Lax introduced a pair of non-commuting linear operators L and P to rewrite this equation in the form:
dL/dt = PL – LP
which is now called “the Lax equation.” There was a lot of excitement when it turned out that a large number of other nonlinear partial differential equations of physics can be written in the form of the Lax equation, which meant that they have soliton solutions, and can be solved by the method that Kruskal and his collaborators had found for Korteweg-de Vries.
Lax’s work on scattering theory, in collaboration with Ralph Phillips, he calls “one of the great pleasures of my life.” Heisenberg’s scattering theory is an input-output approach to collisions in quantum mechanics. The “scattering operator” transforms an incoming wave into an outgoing wave. This general formulation applies to light waves and sound waves just as well as to collisions of elementary particles. In the hands of Lax and Phillips, it became a beautiful new topic in functional analysis. An amazing, totally unexpected connection of Lax-Phillips scattering theory to number theory, by way of non-Euclidean geometry, was discovered by the Russian mathematicians Ludwig Faddeev and Boris Pavlov.
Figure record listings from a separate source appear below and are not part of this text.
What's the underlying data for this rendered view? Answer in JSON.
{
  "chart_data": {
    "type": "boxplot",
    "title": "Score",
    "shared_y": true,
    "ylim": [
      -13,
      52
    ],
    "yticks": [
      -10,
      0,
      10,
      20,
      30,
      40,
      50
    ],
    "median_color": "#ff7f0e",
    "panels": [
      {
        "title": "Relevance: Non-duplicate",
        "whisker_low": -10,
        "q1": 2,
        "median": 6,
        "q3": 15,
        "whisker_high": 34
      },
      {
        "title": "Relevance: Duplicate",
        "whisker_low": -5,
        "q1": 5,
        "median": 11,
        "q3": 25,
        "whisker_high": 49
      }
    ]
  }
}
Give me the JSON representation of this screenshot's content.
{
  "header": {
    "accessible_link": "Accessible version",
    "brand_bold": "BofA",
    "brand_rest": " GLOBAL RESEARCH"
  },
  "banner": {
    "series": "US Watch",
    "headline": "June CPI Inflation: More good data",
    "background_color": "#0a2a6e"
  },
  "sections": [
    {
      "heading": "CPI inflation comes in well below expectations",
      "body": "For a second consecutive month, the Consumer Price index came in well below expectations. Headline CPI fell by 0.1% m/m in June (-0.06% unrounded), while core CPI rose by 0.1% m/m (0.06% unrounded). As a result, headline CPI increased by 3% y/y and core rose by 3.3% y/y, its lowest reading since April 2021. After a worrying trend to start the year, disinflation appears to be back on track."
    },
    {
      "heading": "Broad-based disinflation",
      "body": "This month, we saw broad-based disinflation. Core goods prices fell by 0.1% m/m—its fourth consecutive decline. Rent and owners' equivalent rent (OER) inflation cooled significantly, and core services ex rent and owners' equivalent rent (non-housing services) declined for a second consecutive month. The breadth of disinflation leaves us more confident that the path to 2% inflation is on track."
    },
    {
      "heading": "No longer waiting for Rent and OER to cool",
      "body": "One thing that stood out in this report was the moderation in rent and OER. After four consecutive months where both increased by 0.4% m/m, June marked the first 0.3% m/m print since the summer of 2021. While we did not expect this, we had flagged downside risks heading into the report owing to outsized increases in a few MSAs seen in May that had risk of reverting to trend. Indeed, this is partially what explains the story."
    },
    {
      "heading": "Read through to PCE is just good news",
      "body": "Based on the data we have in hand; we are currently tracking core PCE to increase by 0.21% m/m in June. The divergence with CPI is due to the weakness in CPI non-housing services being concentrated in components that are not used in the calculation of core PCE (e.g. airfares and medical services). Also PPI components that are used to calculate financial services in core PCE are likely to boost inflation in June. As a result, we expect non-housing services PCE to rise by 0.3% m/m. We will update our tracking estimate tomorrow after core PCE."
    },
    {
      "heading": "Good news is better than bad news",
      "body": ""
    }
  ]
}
By following the Faddeev-Pavlov discovery, “We were even able to contemplate the Riemann hypothesis peeking around the corner.” The Riemann hypothesis, the outstanding open problem in mathematics, is equivalent to a certain estimate, also still unproved, that occurs in the non-Euclidean version of the Lax-Phillips scattering theory.
Peter Lax has written two books on scattering theory (co-authored with Ralph Phillips), two books on hyperbolic partial differential equations, and textbooks on linear algebra, functional analysis, and calculus. He has been elected to ten Academies of Science, and has won many prizes and medals, most recently the Abel Prize of Norway.